66 blocks are available pre-assembled with an RJ-21 female connector that accepts a quick connection to a 25-pair cable with a male end. These connections are typically made between the block and the CPE (customer premise equipment).

Use

Circuit pairs are connected to the block with a punch-down tool by terminating the tip wire on the leftmost slot of one row and ring wire on the leftmost slot of the row beneath the mating tip wire. Typically, a 25-pair cable coming from the phone company is punched down on the left side of the block in pairs. The right hand side of the block is wired to the customer premise equipment (CPE) with jumper wires. Bridging clips are used to connect the two center terminals, connecting the left-hand side of a split block with its right-hand side, thus completing the circuit. The clips form the point of interface between the subscriber and the provider. The bridging clips can be easily removed by either the subscriber or phone company personnel for trouble isolation, allowing the ability to split a circuit and determine in which direction trouble may exist. An orange insulating cover attached to a 66 block denotes its designation as a demarcation point by the local exchange carrier.
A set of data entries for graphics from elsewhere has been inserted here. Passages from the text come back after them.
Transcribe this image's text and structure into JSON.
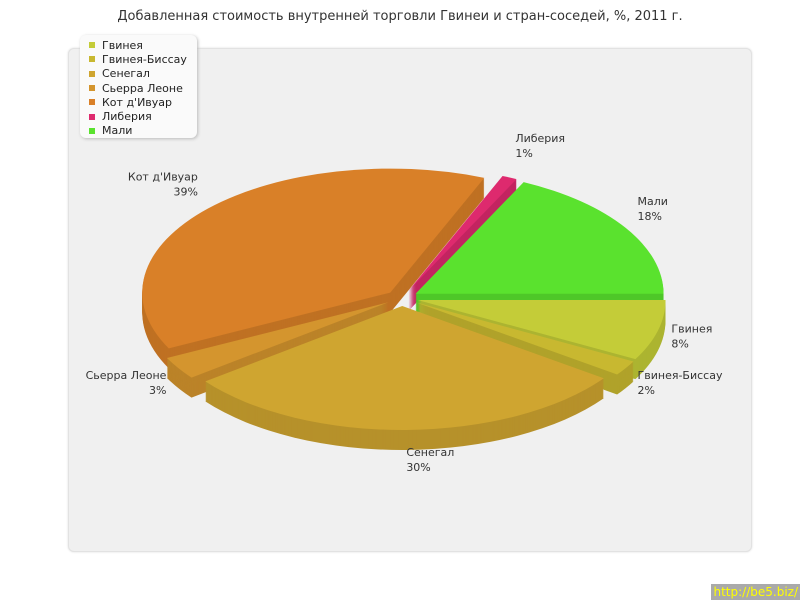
{
  "chart_data": {
    "type": "pie",
    "title": "Добавленная стоимость внутренней торговли Гвинеи и стран-соседей, %, 2011 г.",
    "three_d": true,
    "exploded": true,
    "legend_position": "top-left",
    "slices": [
      {
        "label": "Гвинея",
        "value": 8,
        "pct": "8%",
        "color": "#c4cc38"
      },
      {
        "label": "Гвинея-Биссау",
        "value": 2,
        "pct": "2%",
        "color": "#c8b830"
      },
      {
        "label": "Сенегал",
        "value": 30,
        "pct": "30%",
        "color": "#cfa530"
      },
      {
        "label": "Сьерра Леоне",
        "value": 3,
        "pct": "3%",
        "color": "#d4952e"
      },
      {
        "label": "Кот д'Ивуар",
        "value": 39,
        "pct": "39%",
        "color": "#d98028"
      },
      {
        "label": "Либерия",
        "value": 1,
        "pct": "1%",
        "color": "#de2a6e"
      },
      {
        "label": "Мали",
        "value": 18,
        "pct": "18%",
        "color": "#5ae22e"
      }
    ]
  },
  "watermark": "http://be5.biz/"
}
Modern 110 blocks largely supplanted 66 blocks for new commercial installations at the end of the 20th century, as the capability for a circuit to carry digital data overlaid its ability to carry analog voice conversations. 110 block termination is almost always Category 5 (or higher) compliant, and capable of supporting 100 MHz (or faster) signaling. Compared to 110 and higher-density wire terminating blocks, 66 blocks are physically large; and because of their maximum 16 MHz Category 3 signaling compatibility, they are ill-suited for high speed (faster than 10BASE-T) data circuits. However, special Category 5e Certified 66 blocks are available from manufacturers such as Siemon which meet all standards for Cat5e termination.[1]

"Split 50" 66 blocks are still used as network interface blocks in distribution frames to interconnect circuits with bridging clips, but are primarily limited to narrowband circuits such as POTS/DSL, DS0, or DS1 circuits.